Highly Available NFS Cluster on Debian Wheezy

February 01, 2014

Overview

This guide will help you setup a highly available NFS server on Debian Wheezy. This is a relatively battle-tested configuration, and there is plenty information out there on how it works - I’ll include some links at the end of this post.

I was using GlusterFS up until recently, but I’m not happy with file corruption issues I’m seeing, and the insane load it puts on 2 rather beefy servers trying to resync data after one fails for just a short time.

This guide will give you a setup as follows:

One active NFS server with its own public, private and floating IP (VIP)
One passive hot standby NFS server with its own public and private IP
Automatic failover when one of the nodes becomes unresponsive or unreachable.
Unicast cluster syncronization (so it works on Linode and other places where multicast (like corosync) isn’t available.

Servers

While writing this guide, I used 2 virtualbox VMs (alice and bob). Each VM configured as follows:

Default Debian Wheezy install from a netinst iso
512MB RAM
1 x 8GB OS disk (all partitions - /dev/sda)
1 x 10GB data disk (/dev/sdb)
Bridged networking (so it’s easier to test)
- alice has IP 192.168.1.201
- bob has IP 192.168.1.202
- Our floating virtual IP will be 192.168.1.200

Configurations

It’s good to get some basics down first.

Packages

Let’s start with some useful packages (install on alice and bob):

alice $ apt-get install ntp vim

Networking

Tweak to suit your environment, of course.

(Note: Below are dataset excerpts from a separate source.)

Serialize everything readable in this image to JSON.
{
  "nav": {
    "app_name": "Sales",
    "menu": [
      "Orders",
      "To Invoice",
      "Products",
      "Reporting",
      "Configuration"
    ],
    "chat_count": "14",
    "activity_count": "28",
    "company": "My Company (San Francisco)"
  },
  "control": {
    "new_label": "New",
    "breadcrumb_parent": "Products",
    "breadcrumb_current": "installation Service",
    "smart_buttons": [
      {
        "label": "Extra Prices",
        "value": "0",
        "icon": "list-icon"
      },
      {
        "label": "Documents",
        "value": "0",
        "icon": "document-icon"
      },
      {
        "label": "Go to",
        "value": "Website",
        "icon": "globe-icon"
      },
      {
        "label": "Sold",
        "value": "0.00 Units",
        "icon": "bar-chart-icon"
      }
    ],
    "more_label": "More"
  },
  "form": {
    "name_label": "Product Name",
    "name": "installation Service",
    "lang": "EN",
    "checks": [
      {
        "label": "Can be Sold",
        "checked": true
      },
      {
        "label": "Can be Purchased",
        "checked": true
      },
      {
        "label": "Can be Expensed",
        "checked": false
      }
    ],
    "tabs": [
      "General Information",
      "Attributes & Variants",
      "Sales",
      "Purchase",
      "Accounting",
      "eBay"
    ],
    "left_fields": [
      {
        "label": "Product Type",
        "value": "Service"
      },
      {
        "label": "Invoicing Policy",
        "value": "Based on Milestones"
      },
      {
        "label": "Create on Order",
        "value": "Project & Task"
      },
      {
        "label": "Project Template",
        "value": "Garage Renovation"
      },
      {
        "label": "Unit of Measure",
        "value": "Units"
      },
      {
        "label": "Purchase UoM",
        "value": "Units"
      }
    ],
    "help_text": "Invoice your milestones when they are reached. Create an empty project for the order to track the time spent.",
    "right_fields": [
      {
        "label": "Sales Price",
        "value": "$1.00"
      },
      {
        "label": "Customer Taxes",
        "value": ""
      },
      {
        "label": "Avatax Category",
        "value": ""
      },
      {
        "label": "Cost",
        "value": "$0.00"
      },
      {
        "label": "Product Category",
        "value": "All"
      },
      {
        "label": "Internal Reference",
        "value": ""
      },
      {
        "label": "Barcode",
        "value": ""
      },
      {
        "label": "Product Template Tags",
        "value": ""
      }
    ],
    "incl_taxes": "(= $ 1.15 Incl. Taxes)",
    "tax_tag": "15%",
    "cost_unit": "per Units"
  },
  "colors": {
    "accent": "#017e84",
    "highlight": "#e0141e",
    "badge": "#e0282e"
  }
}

alice $ cat /etc/network/interfaces
# This file describes the network interfaces available on your system
# and how to activate them. For more information, see interfaces(5).

# The loopback network interface
auto lo
iface lo inet loopback

# The primary network interface
auto eth0
iface eth0 inet static
    address 192.168.1.201
    netmask 255.255.255.0
    gateway 192.168.1.1

The config will be the same on bob, apart from the IP, which will be 192.168.1.202

Hostname

This is pretty important, since pretty much everything relies on the servers hostnames.

alice $ hostname alice.local
alice $ echo alice.local > /etc/hostname
bob $ hostname bob.local
bob $ echo bob.local > /etc/hostname

Install and Configure DRBD

DRBD will be used to constantly sync all data from the primary to the slave, whichever servers they may be at that point in time.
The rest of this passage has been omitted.